BH: Do you think Americans are more concerned about God than other cultures?
CF: Well, I’m an American, so it’s hard for me to have any perspective about that past the end of my nose, but I think we think about it differently because we talk about it culturally, and it’s part of our history in a different way than it is in some European nations. But I don’t think that we think about God any more than a person in Nepal or in Africa or the Yan Imami Indians in the rainforest of Brazil do. I think human beings are hardwired to think about God.
BH: Can you talk a bit about what all your interviews taught you about how people deal with faith?
CF: Well, this isn’t a scientific poll, these 32 interviews. What this did was confirm what I’ve already experienced for the last ten years reporting from Chicago and elsewhere. Even people who whole-heartedly embrace a religious label. I am reformed Jewish. I am Buddhist. I am Roman Catholic. Even the most religious, and using that specifically and what that means among them, still have to make their own way. And there are choices that we make in what we incorporate and live out and those we don’t. For better and for worse. And all of these people did the same thing. And they are every bit as much a cafeteria Christian or Buddhist as anyone else is.
BH: So how has your perception changed over the last couple of years? What does Cathleen Falsani ultimately think about God?
CF: I know now more than ever that when you try to put God in a box, it’s the wrong thing to do. God is unexpected and wild and untamable. And God shows up wherever God wants to. God shows up everywhere and God is all around us and everything is spiritual. And when we try to make it, ‘that’s my spiritual life and that’s my secular life,’ it doesn’t work. We are inherently spiritual being in physical form.
It was a humbling experience to talk to all of these people. It’s made me much more humble when I speak with others and I am much more intentional when I speak with people in general than before I did these because they were so intense. And my exchange with the woman I bought a pack of gum from at the gas station maybe wasn’t as profound before. But she might have something to teach me that God wants me to know that I wouldn’t know otherwise if I hadn’t been paying attention. I think I listen better. At least in my better moments because I’m trying not to miss that voice.
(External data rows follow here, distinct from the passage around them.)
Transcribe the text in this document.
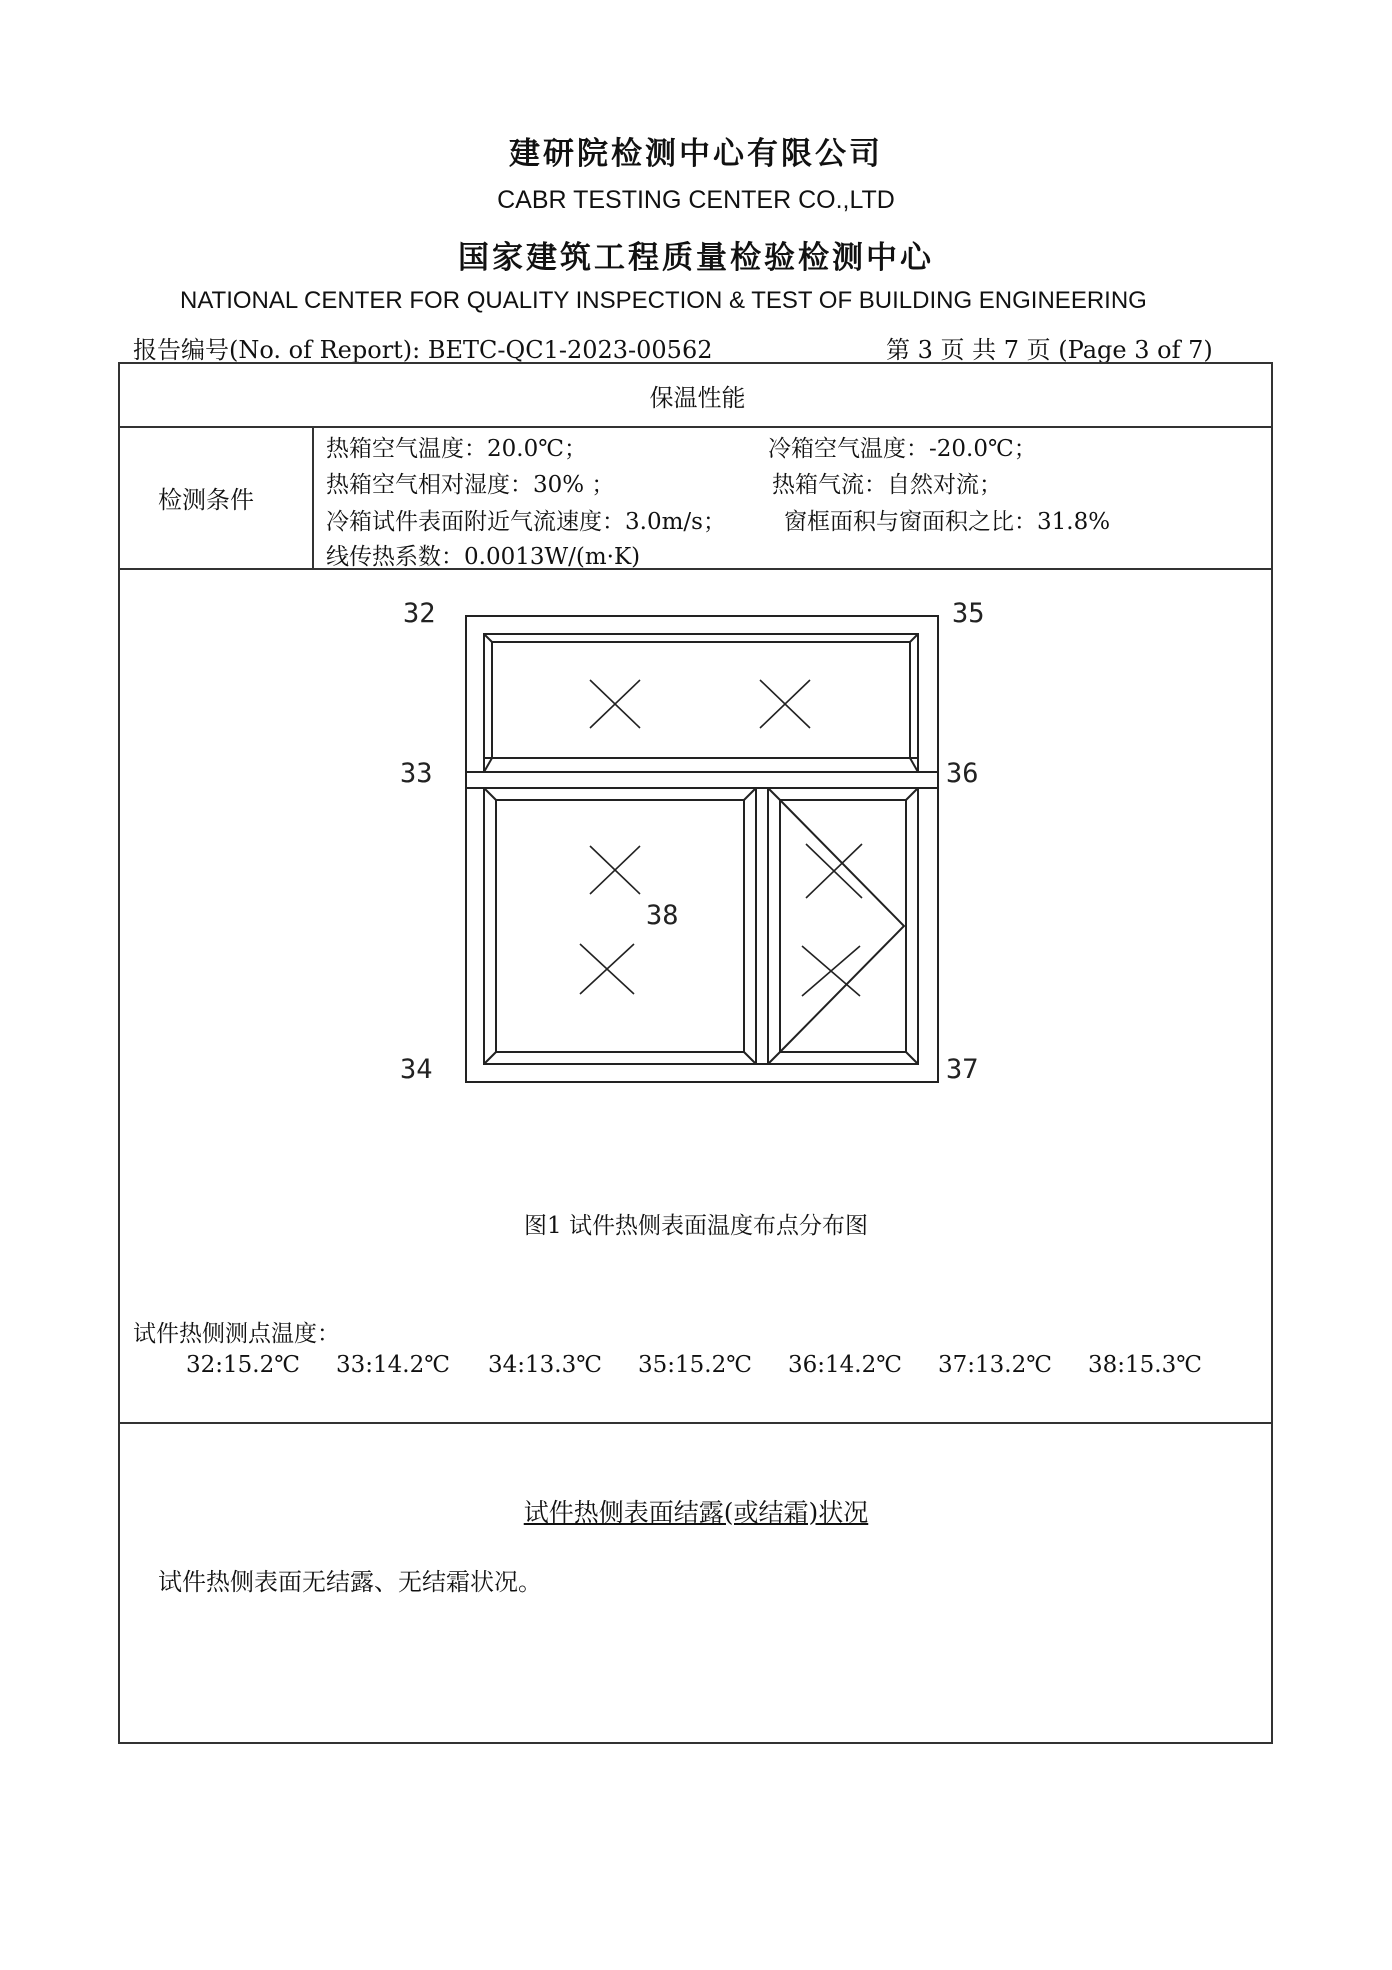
建研院检测中心有限公司
CABR TESTING CENTER CO.,LTD
国家建筑工程质量检验检测中心
NATIONAL CENTER FOR QUALITY INSPECTION & TEST OF BUILDING ENGINEERING
报告编号(No. of Report): BETC-QC1-2023-00562	第 3 页 共 7 页 (Page 3 of 7)
保温性能
检测条件
热箱空气温度：20.0℃；	冷箱空气温度：-20.0℃；
热箱空气相对湿度：30% ；	热箱气流：自然对流；
冷箱试件表面附近气流速度：3.0m/s；	窗框面积与窗面积之比：31.8%
线传热系数：0.0013W/(m·K)
32
33
34
35
36
37
38
图1 试件热侧表面温度布点分布图
试件热侧测点温度：
32:15.2℃ 33:14.2℃ 34:13.3℃ 35:15.2℃ 36:14.2℃ 37:13.2℃ 38:15.3℃
试件热侧表面结露(或结霜)状况
试件热侧表面无结露、无结霜状况。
There’s a quote that starts the beginning of my book that says, “All truth is God’s truth.” Something that Arthur Holmes–who was my philosophy professor at Wheaton–said when I took his class at 8am my sophomore year. The only thing I took from that class was that quote. I’ve always said I believed that. Even though it might sound hokey, having done this exercise–I keep saying intentionally but it’s true–intentionally looking for God in places where people say he’s not supposed to be maybe I had experiences that were quite profound and meaningful to me about God, faith, sin, justice, or grace that enliven my own faith. It hasn’t changed what I believe or who I believe in but I think it’s challenged me in who I say I am. The wisdom of Russell Simmons, a generally profane man said to me, “If you’re going to be a Christian be a practicing Christian. If you’re going to be a Muslim, be a practicing Muslim. If you’re going to be a Hindu, be a practicing Hindu.” Get better at what you’re doing and we’ll all be better off. So truth comes wherever God decides to show up. Anyway, I hope listen better. I try to listen better. I hope we respect each other. And we keep looking for that voice that tells us what really is.